Que doit savoir une PME suisse sur le principe de l’art. 11 LPE ?
Pour une PME suisse, l’art. 11 LPE pose un principe général: les pollutions atmosphériques, le bruit, les vibrations et les rayons doivent être limités par des mesures prises à la source. Cette limitation vaut à titre préventif selon l’état de la technique, les conditions d’exploitation et ce qui est économiquement supportable, avec un durcissement si les atteintes sont ou peuvent être nuisibles ou incommodantes.
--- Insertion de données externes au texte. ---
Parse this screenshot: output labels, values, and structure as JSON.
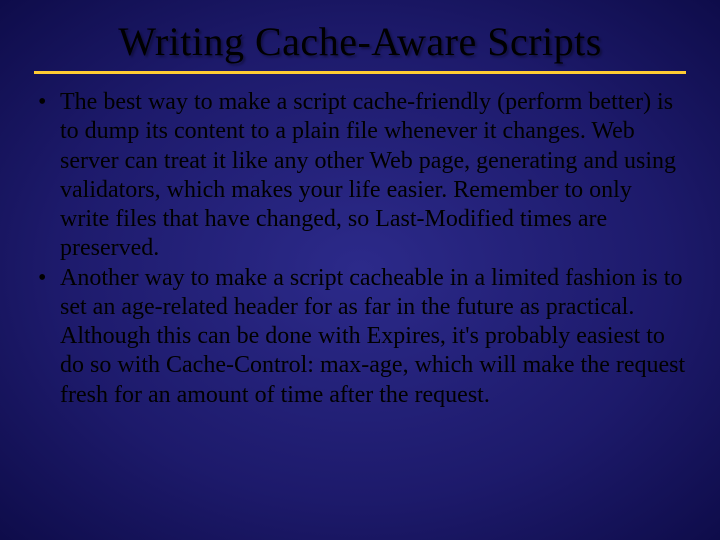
{
  "title": "Writing Cache-Aware Scripts",
  "bullets": [
    "The best way to make a script cache-friendly (perform better) is to dump its content to a plain file whenever it changes. Web server can treat it like any other Web page, generating and using validators, which makes your life easier. Remember to only write files that have changed, so Last-Modified times are preserved.",
    "Another way to make a script cacheable in a limited fashion is to set an age-related header for as far in the future as practical. Although this can be done with Expires, it's probably easiest to do so with Cache-Control: max-age, which will make the request fresh for an amount of time after the request."
  ]
}
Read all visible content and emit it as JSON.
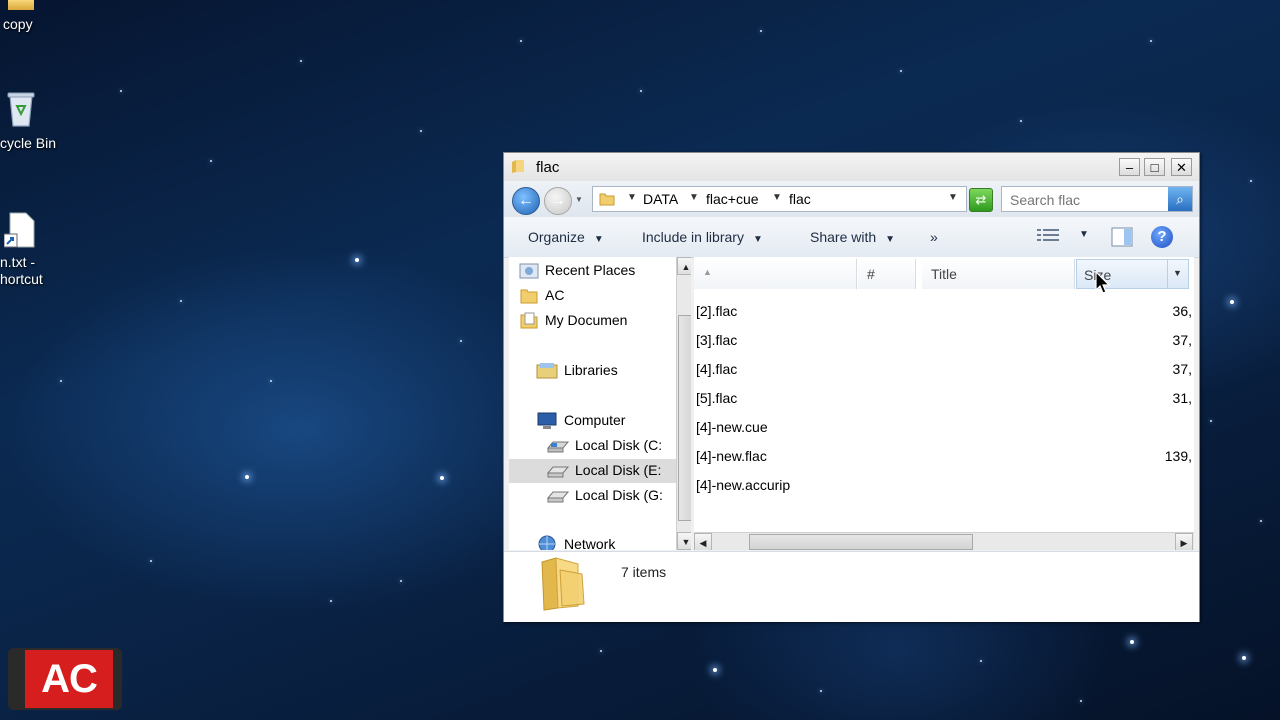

L’art. 11 LPE énonce d’abord un principe de base utile pour une PME: certaines atteintes environnementales visées par la loi — les pollutions atmosphériques, le bruit, les vibrations et les rayons — doivent être limitées par des mesures prises à la source. En pratique, cela signifie que le point de départ n’est pas seulement la gestion des effets en aval, mais la réduction des émissions là où elles naissent dans l’exploitation. Le texte cité ne détaille pas ici les mesures concrètes à adopter ni des seuils chiffrés; il fixe surtout l’orientation juridique générale applicable aux émissions relevant de ces catégories. Une PME devrait donc vérifier, pour ses installations et procédés, quelles émissions entrent dans ce champ et quelles mesures à la source sont prévues par les règles d’exécution applicables.[1]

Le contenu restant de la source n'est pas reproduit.